Controlling infectious diseases in north-east Europe
Olga Ostrovskaja reports
Several years ago the Partners of the Northern Dimension Partnership in Public Health and Social Well-being (NDPHS) was organised to serve the Baltic Sea region. Due to the very different levels of public healthcare systems in north-east European countries, the NDPHS decided its main mission is to reduce social and economic differences and improve quality of life and demographic issues.
Combating infectious diseases is therefore one of the NDPHS priorities. It was decided that healthcare systems in this region should be strengthened, with an initial and particular emphasis on HIV/AIDS prevention and treatment. The north-east European region is one of the worst hit on our continent. HIV prevalence nears 1% in adult populations in Estonia and in some regions of the north-west Russia (especially in Kaliningrad and Petersburg) and Latvia. The worst local HIV-infection outbreaks were seen five to seven years ago, but new cases are still emerging at an alarming rate, mostly affecting young people in their prime. The disease may cause a reduction in the population, reduce the workforce and directly and indirectly snap off several percent units from the GNP.
Social sources of HIV infection include (but are not limited to) prostitution, human traffic, drug abuse and immigration from countries worst hit by the epidemic.

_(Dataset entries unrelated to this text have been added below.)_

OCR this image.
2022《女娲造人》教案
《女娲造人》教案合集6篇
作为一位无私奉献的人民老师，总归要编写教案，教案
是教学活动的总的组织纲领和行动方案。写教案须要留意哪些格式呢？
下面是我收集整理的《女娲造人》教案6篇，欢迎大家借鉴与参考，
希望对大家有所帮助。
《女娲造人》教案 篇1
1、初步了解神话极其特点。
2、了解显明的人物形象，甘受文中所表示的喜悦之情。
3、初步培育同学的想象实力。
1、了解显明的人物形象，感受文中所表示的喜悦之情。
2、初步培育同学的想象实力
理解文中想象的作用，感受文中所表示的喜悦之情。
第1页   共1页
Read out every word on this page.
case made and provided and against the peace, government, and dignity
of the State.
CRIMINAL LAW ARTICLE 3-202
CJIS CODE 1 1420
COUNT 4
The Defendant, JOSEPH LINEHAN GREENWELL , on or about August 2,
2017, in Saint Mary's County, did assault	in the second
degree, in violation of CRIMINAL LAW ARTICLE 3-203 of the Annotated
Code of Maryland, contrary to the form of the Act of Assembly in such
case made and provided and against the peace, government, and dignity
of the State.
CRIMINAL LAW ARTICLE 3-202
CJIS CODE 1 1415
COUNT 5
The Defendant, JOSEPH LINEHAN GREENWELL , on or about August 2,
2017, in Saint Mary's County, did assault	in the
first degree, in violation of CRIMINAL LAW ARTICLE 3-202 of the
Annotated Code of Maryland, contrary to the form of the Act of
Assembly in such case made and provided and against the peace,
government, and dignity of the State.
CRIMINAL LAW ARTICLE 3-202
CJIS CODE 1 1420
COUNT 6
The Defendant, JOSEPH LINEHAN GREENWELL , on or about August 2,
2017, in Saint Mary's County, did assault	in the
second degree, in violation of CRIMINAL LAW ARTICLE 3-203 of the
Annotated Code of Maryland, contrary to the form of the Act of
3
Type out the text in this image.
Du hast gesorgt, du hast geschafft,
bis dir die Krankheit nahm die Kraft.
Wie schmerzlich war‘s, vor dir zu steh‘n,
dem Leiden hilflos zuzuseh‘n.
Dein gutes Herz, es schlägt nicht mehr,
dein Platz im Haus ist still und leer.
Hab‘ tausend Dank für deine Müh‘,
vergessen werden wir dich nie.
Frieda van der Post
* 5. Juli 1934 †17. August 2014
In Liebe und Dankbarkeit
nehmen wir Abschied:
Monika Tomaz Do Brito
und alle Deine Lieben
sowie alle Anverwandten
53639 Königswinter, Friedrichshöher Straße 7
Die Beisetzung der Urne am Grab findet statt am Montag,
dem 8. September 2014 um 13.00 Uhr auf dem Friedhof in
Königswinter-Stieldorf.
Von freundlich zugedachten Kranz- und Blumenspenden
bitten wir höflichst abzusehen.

HIV/AIDS can be seen as a challenge not only to the overall healthcare policies of the nations, but also to the wider sector of society, including political structures. In all countries in our region most socially marginalised people face the greatest risk of contracting HIV and some are among those least likely to be able to afford treatment.
Russia faces one of the world’s fastest growing HIV epidemics. The cumulative number of officially registered HIV cases was almost 0.5% of the total population in 2007. The real number of infected people is higher – according Russian Federal AIDS Centre leaders, about one million. The regional differences are very big there. Drug abuse using needles is the overwhelming risk factor for new infection rates in this area.
Another global problem is the co-infection of HIV and hepatitis B and C and HIV and tuberculosis (TB) – which kills about 60% of the HIV-infected people in Russia today. Every year thousands of new cases of chronic hepatitis are registered.